Если был бы подписан договор, что мы снимаем такое-то количество артхаусного кино, комедий, мелодрам, привлекаем такое-то количество молодежи, что есть такой-то художественный совет, в который входят такие-то известные люди, они оценивают картину, они оценивают даже денежный результат по картине, то можно было бы разговаривать. Но сейчас такое ощущение, что через несколько дней, если не вмешается Владимир Владимирович, через ворота “Ленфильма” хлынут люди с самодельными или несамодельными автоматами, установят посты, и на этом все кончится. Вот, собственно, и вся история.
– Американские студии находятся не в центре Лос-Анджелеса, а за городом. Зачем “Ленфильму” занимать территорию на Петроградской стороне?

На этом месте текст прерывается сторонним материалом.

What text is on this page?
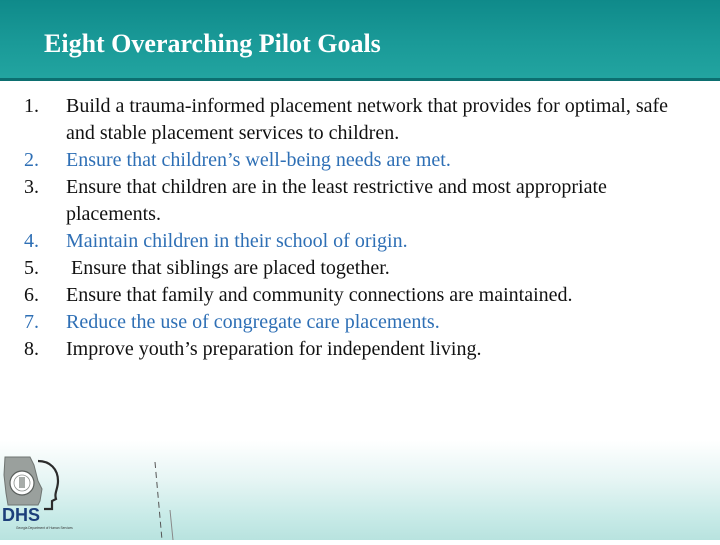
Eight Overarching Pilot Goals
1.	Build a trauma-informed placement network that provides for optimal, safe and stable placement services to children.
2.	Ensure that children’s well-being needs are met.
3.	Ensure that children are in the least restrictive and most appropriate placements.
4.	Maintain children in their school of origin.
5.	Ensure that siblings are placed together.
6.	Ensure that family and community connections are maintained.
7.	Reduce the use of congregate care placements.
8.	Improve youth’s preparation for independent living.
DHS
Georgia Department of Human Services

– Потому что так сложилось исторически – Голливуд возник на холмах за городом, а “Ленфильм” – на двух площадках, в центре и в Сосновой Поляне.
– По техническим возможностям сегодняшний “Ленфильм” соответствует уровню современного кино?

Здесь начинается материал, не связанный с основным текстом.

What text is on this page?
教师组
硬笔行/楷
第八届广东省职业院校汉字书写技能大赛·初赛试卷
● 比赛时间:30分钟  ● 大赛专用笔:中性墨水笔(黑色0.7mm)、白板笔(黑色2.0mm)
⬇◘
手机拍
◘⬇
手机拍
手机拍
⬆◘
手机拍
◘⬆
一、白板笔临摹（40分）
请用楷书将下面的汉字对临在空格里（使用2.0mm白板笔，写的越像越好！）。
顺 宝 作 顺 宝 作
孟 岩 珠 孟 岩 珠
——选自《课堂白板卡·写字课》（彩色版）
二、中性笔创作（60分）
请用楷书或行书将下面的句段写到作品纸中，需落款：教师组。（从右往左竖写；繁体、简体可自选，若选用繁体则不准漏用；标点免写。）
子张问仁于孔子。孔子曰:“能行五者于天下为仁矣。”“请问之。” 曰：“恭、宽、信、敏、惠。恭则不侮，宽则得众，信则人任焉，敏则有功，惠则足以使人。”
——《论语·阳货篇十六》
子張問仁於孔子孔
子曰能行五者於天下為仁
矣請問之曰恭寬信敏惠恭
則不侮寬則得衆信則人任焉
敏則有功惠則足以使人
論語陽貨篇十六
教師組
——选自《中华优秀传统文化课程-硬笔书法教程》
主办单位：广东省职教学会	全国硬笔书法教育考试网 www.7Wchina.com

– Не соответствует. Но на сегодняшний день “Ленфильм” может производить картины, и хорошие картины. Можно не заработать на этой картине, но 100 тысяч школьников посмотрели “Дубровского”, или миллион школьников посмотрели “После бала”, например, или “Скрипку Ротшильда”. Это не менее необходимо для воспитания поколения, чем построенный стадион.

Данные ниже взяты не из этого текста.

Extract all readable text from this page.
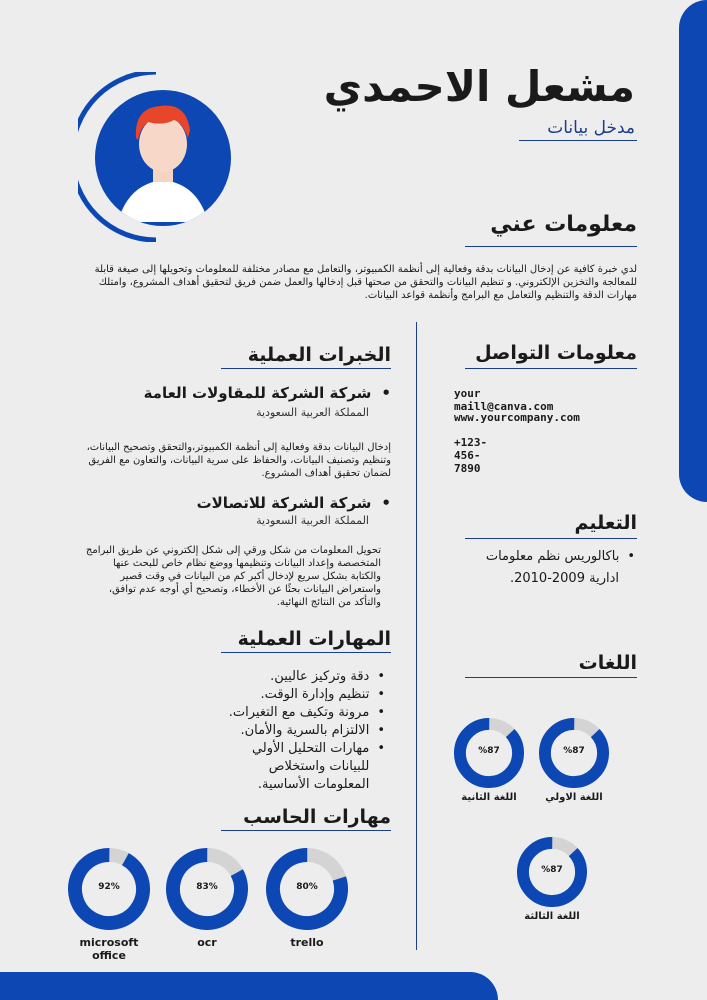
مشعل الاحمدي
مدخل بيانات
معلومات عني
لدي خبرة كافية عن إدخال البيانات بدقة وفعالية إلى أنظمة الكمبيوتر، والتعامل مع مصادر مختلفة للمعلومات وتحويلها إلى صيغة قابلة للمعالجة والتخزين الإلكتروني. و تنظيم البيانات والتحقق من صحتها قبل إدخالها والعمل ضمن فريق لتحقيق أهداف المشروع، وامتلك مهارات الدقة والتنظيم والتعامل مع البرامج وأنظمة قواعد البيانات.
معلومات التواصل
your maill@canva.com
www.yourcompany.com
+123-456-7890
التعليم
•باكالوريس نظم معلومات
ادارية 2009-2010.
اللغات
%87
اللغة الاولي
%87
اللغة الثانية
%87
اللغة الثالثة
الخبرات العملية
•شركة الشركة للمقاولات العامة
المملكة العربية السعودية
إدخال البيانات بدقة وفعالية إلى أنظمة الكمبيوتر،والتحقق وتصحيح البيانات، وتنظيم وتصنيف البيانات، والحفاظ على سرية البيانات، والتعاون مع الفريق لضمان تحقيق أهداف المشروع.
•شركة الشركة للاتصالات
المملكة العربية السعودية
تحويل المعلومات من شكل ورقي إلى شكل إلكتروني عن طريق البرامج المتخصصة وإعداد البيانات وتنظيمها ووضع نظام خاص للبحث عنها والكتابة بشكل سريع لإدخال أكبر كم من البيانات في وقت قصير واستعراض البيانات بحثًا عن الأخطاء، وتصحيح أي أوجه عدم توافق، والتأكد من النتائج النهائية.
المهارات العملية
•دقة وتركيز عاليين.
•تنظيم وإدارة الوقت.
•مرونة وتكيف مع التغيرات.
•الالتزام بالسرية والأمان.
•
مهارات التحليل الأولي للبيانات واستخلاص المعلومات الأساسية.
مهارات الحاسب
80%
trello
83%
ocr
92%
microsoft office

– А что сейчас происходит с вашей картиной “Трудно быть Богом”, о которой все слышали, но пока мало кто видел?
– С моей картиной случилось следующее: во-первых, я здорово заболел сердцем, после чего мне стало очень тяжело активно заниматься. Я всегда брал полторы смены, работал по 12 часов, сейчас я этого делать не могу. Это первое. Второе – технически очень сложно. Если раньше для того, чтобы озвучить сцену из 12 человек, я мог позвать 6 человек, а потом еще 6 человек, и на двух кольцах все это записать, то сейчас, в связи с появлением новой замечательной голливудской техники, мы должны записать 12 колец, то есть из 12 человек каждый, даже если он просто говорит слово “му”, должен сказать свое “му” отдельно. Это несложно, когда один гангстер рубит другому пальцы, а третий насмехается, но если у меня в кадре редко когда меньше 18 человек бывает, это довольно сложно. Это 18 отдельных записей, которые нужно соединить в одну. И поэтому я сижу, сижу, сижу с озвучанием, вылизываю все.
– Для себя вы какие-то сроки ставите?
– В следующем году картина будет готова. Практически вся она уже сделана. Три года назад я ее показал людям, но в черновом варианте, без озвучания. Кому-то она понравилась. И я знаю, фестивали всякие заинтересовались. Но с тех пор три года я занимаюсь чисто техническими штуками.
– Сколько всего времени идет работа над ней?
– Очень долго. С остановками, с перерывами лет 10. Существуют режиссеры, которые работают с картинами и дольше. Один пишет быстро, другой медленно. Художник Иванов нарисовал единственную картину “Явление Христа народу”. Все, он остался художником Ивановым. Художник Пупкин нарисовал 100 тысяч и 4 десятых картины, и никто не знает, кто он такой.
– Вы довольны тем, что у вас получилось?
– А это такая штука – сегодня я доволен, посмотрев сцену, когда озвучивал, а завтра я в ужасе – что я такое наделал. Мне казалось, что все это легко, а выяснилось, что все это тяжело. Когда каждый предмет для съемок, каждую загогулинку, каждую штучку надо делать, и не так, как делают за границей – латы из пластика, а не из железа – делать надо по-настоящему.
– А зритель это заметит?
– Смотря какой зритель. Зритель, который сейчас воспитан нашим телевидением, не заметит ничего. А квалифицированный зритель, на которого я ориентируюсь и которого уважаю, конечно, заметит.
– Много таких зрителей осталось?
– Нет. К тому же еще очень много людей у нас уезжает. Их бы тоже остановить. Это, конечно, не в силах кино, но расцвет искусства их бы остановил.
– Сохранение “Ленфильма” – тоже часть этого будущего расцвета?
– Да. У нас практически два драматических театра в Ленинграде, хорошо работающих – театр Додина и Молодежный театр, из музыкальных – Кировский театр, из музеев – Эрмитаж и Русский музей. Этим пока мощная культура города с великой судьбой ограничивается. На самом деле немного. Но возможности практически неограниченные.